Depending on your gardening goals, the climate you live in, and available gardening time, you’ll find a method that suits you well.

Raking

Raking is slow, but it allows you to make large piles wherever you want them. You can use your rake to gather and move them to your garden bed. Or you can use it to create a nice, solid cover layer where you want it.

Mowing

Lawnmowers can be a wonderful gardening tool. You can mow up leaves and fresh grass clippings and mulch them together. 

If you like a nice healthy lawn, just leave the mowed grass and leaves where they are. Of course, the bag on the mower makes a handy container if you prefer composting in bulk. Grass-Cycling is another accepted form of composting.

Grinders and Shredders

There are also shredders and grinders that are designed to turn leaves into organic mulch. It also helps the bacteria to break down materials into compost. 

It’s faster than letting the leaves decompose on their own. This is best done after raking or mowing.
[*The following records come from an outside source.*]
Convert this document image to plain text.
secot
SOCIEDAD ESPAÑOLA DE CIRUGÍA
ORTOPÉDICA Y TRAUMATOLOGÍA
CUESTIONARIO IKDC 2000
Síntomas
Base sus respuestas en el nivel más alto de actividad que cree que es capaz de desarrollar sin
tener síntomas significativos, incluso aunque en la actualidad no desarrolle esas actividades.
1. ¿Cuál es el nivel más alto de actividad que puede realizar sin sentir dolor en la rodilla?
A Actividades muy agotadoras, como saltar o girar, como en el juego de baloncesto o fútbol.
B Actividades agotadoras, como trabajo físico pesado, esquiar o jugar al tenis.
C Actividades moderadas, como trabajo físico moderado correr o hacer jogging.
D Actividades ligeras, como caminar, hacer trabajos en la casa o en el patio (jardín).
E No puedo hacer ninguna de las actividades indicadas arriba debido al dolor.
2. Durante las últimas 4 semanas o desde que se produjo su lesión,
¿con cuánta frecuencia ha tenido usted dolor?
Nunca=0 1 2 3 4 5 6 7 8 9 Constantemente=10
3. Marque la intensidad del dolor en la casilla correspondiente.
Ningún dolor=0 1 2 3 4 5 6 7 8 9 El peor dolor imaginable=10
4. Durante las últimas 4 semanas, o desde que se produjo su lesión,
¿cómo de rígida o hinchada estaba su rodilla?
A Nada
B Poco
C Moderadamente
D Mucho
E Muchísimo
Aside from producing an excellent compost pile or leaf mulch, shredding leaves is a smart idea because leaves are biodegradable waste that helps control weeds and naturally kills weed seeds.

Moreover, it also takes up less space, so you can stuff more in a composting chamber or disposal bags. But doing so will cause you to miss out on the protection fallen leaves can offer if you compost this way.

The Natural Way

If you have a large tree or trees near enough to your garden bed, you don’t have to do anything. Just let the leaves fall and do what they do naturally. 

If you have a tree growing directly over your vegetable garden, it might sound strange, and we find that natural leaf fall creates the best natural composting results you could ask for. 

After all, these systems have been developing for millions of years. The idea that we can improve on it artificially is silly.

Leaf Cleanup, Still Has its Place

Despite all this, there are still some reasons to clean up fallen leaves. If you want a nice manicured lawn or delicately sculpted landscaping, leaves can spoil it. If this is a concern of yours, using leaves as compost can be a good way to retake control of your landscaping.

A bright green, well-manicured lawn needs to have the leaves removed. Otherwise, they will lose that golf-course perfection some people go for. 

Composting with shredders and grinders can overcome this problem by eliminating the leaves visually while retaining the nutrient benefits they offer.